Всякий труд он очень ценил, очень жалел нас, медицинских сестер. Как-то он сравнил наш сестринский труд с трудом ломового. Я, конечно, удивилась и спрашиваю: «Что же тут общего, Владимир Ильич, почему вы так сравниваете?»

Он отвечает: «Ломовой мешки ворочает, а вот вы меня ворочать должны. Разве это легче?»

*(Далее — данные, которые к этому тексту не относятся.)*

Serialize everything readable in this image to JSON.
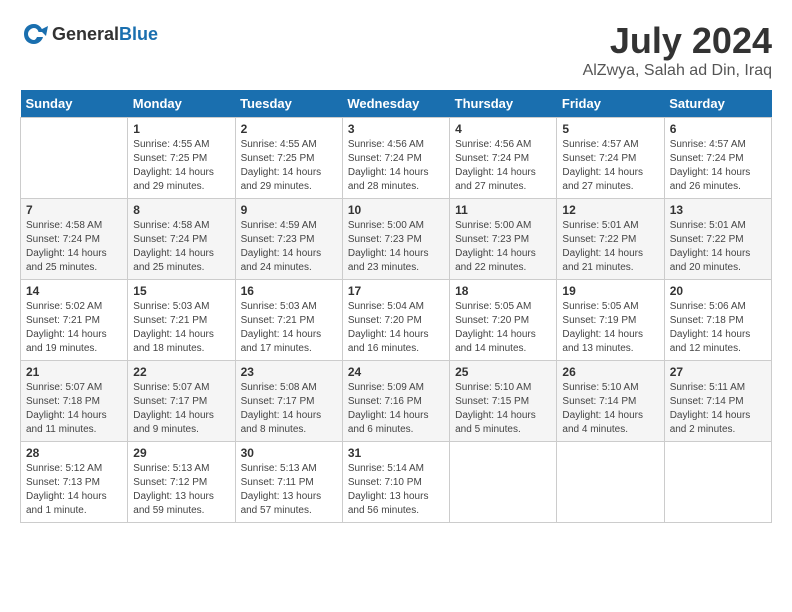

Я не соглашалась: «Что вы, Владимир Ильич! Это совсем не тяжело. Ведь вы всегда сами мне помогаете (здоровой ногой он упирался в постель и помогал себя переворачивать), а в больницах нам помогают санитарки и няни...»

Апрель 1938 года.

Литературная газета. 1989. № 16. 19 апреля


 

1 Этот факт упоминает в своих воспоминаниях Надежда Константиновна. (См.: Крупская Н. К. О Ленине: Сборник статей и выступлений. 3-е изд. М., 1971. С. 51). Ред.

2 Воспоминания M. M. Петрашевой были записаны Самуилом Маршаком в 1938 г. и переданы в редакцию «Литературной газеты» его внуком А. И. Маршаком в 1989 г. Ред.

 

ПЕТРАШЕВА МАРИЯ МАКАРОВНА — медицинская сестра, ухаживала за В. И. Лениным во время его болезни.